Она зарыдала и обняла неестественно вытянувшееся тело мужа – человека, которого успела узнать и так полюбить за последние годы. Теперь у нее оставались только дети.
Зачем им эта старуха-царица? Сыновья Теры всегда помнили, что их мать была убита именно из-за Елены. И как-то раз старший, полулежа вечером на высоком обеденном ложе Менелая в трапезной зале, предложил брату отправить Елену следом за отцом. Чего проще? Оступилась, упала с лестницы – много ли ей, старой, надо? Но младший уже давно был тайно влюблен в Гермиону и сказал, что она все-таки Гермионе – мать, и потом, тогда придется похоронить ее вместе с отцом, поэтому, может, с лестницы – не стоит, а лучше выдать ее замуж за какого-нибудь старика и отправить их обоих в полуразвалившийся дом в горах, где умер когда-то Тиндарей, пусть там и доживает.
Только тут братья заметили, что ширококостная, некрасивая Гермиона стоит у двери и слушает их разговор. Лицом она была копией отца. Всеми чертами, кроме глаз. Глаза у нее были материнские.

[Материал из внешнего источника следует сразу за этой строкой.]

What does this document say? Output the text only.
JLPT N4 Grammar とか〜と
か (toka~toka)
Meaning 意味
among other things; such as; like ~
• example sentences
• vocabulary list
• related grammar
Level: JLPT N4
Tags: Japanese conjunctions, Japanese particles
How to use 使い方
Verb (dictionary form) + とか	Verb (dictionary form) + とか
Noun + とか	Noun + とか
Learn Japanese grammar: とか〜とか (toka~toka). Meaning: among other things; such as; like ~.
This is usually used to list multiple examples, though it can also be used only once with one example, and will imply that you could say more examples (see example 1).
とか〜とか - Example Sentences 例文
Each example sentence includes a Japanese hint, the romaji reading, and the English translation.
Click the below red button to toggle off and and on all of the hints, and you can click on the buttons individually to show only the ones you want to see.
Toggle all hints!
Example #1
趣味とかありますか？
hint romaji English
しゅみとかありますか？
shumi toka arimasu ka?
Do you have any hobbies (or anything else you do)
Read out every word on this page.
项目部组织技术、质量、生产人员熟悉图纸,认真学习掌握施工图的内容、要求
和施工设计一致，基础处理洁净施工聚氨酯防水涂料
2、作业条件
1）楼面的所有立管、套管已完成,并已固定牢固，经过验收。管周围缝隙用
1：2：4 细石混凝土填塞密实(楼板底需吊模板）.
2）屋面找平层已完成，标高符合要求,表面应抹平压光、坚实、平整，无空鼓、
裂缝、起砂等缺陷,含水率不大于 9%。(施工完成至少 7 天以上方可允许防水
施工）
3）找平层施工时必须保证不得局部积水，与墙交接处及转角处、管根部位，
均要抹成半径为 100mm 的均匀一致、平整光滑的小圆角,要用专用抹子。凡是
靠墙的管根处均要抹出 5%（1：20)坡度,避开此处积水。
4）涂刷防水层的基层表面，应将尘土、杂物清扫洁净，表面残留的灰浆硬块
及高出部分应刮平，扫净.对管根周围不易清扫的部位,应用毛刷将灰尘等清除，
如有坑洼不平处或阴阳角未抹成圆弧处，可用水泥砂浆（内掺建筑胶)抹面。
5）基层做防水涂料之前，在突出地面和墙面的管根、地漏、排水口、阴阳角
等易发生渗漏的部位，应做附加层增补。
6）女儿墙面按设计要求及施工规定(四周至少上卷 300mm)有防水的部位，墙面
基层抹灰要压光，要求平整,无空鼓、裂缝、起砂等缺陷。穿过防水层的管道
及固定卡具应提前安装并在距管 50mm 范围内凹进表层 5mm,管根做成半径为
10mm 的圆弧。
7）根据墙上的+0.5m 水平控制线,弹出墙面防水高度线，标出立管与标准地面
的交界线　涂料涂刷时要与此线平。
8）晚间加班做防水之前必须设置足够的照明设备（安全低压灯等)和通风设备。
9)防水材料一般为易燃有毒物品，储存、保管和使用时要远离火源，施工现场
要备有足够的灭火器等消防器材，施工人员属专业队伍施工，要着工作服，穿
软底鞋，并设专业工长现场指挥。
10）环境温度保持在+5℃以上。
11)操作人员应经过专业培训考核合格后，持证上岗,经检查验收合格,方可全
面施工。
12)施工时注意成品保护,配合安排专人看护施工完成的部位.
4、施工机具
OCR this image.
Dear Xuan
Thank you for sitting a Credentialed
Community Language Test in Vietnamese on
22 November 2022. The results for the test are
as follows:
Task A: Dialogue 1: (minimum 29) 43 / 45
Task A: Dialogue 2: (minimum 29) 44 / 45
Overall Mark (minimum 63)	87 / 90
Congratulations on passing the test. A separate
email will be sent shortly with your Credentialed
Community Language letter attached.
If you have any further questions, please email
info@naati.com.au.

Братья разом смолкли, а она подошла к ложу старшего близко-близко, присела перед ним, положила ему на плечи свои сильные, с короткими пальцами руки и, наклонив голову, глядя на него прекрасными Елениными глазами, сказала, что придет к нему ночью, и будет приходить столько раз, сколько он пожелает, если… Если он действительно убьет эту старую тварь. Гермиона так и не простила Елене своего одинокого детства и юности в вечно холодном дворце. Брошенная на безразличных к ней слуг и рабов, неприкаянно слоняясь по приходящим в запустение коридорам дворца, она научилась ненавидеть, и теперь ей казалось, что за все десять лет, что шла война, ни разу не наступало лето. Она тихо ненавидела мать. Менелая она ни в чем не винила.
…К Елене вошла древняя рабыня – еще из тех, что служили покойному Тиндарею, когда царица была девчонкой. Рабыня сказала, что нужно бежать.
Неожиданно спокойно, лишь горько усмехаясь, Елена выслушала рассказ о разговоре ее дочери и приемных сыновей:
– Куда я побегу? И зачем?
– Нам ли с тобой не знать, как тяжела пролитая кровь, госпожа…
– Это ведь ты, Нура, рассказала Менелаю о том, что Тера помогла мне… тогда?
– Я, госпожа.
– Некуда мне бежать, Нура. Я остаюсь. Они правы. Я плохая мать и заслужила всё это.
– А разве заслужили они тяжесть твоей крови, Елена? Ведь им, неразумным, с нею потом жить и терпеть муки от черных эриний[47]. Нам ли не знать, Елена, какие страшные это муки, нам ли не знать? Не искушай. Беги…
И вот она снова в море. Монотонное «И-хо!» гребцов теперь звучало почти успокаивающе и нагоняло дремоту. Юный сидонский раб с глазами, подведенными по финикийскому обычаю зеленой сурьмой, принес ей неизменную вяленую козлятину и вино. Она уже привыкла, что на нее, сорокалетнюю, мужчины смотрят с вожделением все реже. Она знала, что старость делает женщин словно бы прозрачными, невидимыми. И в этом была, наконец, защита – как в трехслойном щите Ахилла. Она потянулась за полоской мяса на блюде. И вдруг заметила, что чаша ее переполнилась, а вино, изливаясь из кувшина, тёмно и кроваво растекается по синему полотну скатерти. Елена подняла недоуменный взгляд на сидонца и вдруг увидела, что он, забыв о кувшине, не может оторвать глаз от ее приоткрывшейся груди.
– Я пролил вино, прости меня, прости, госпожа!..
Вскоре триера уже входила в гавань Родоса.
С самого начала Елена не знала, зачем плывет на Родос. Она думала только о том, что именно здесь была когда-то действительно счастлива – самым чистым и совершенным счастьем. И потому только здесь можно было, наконец, умереть.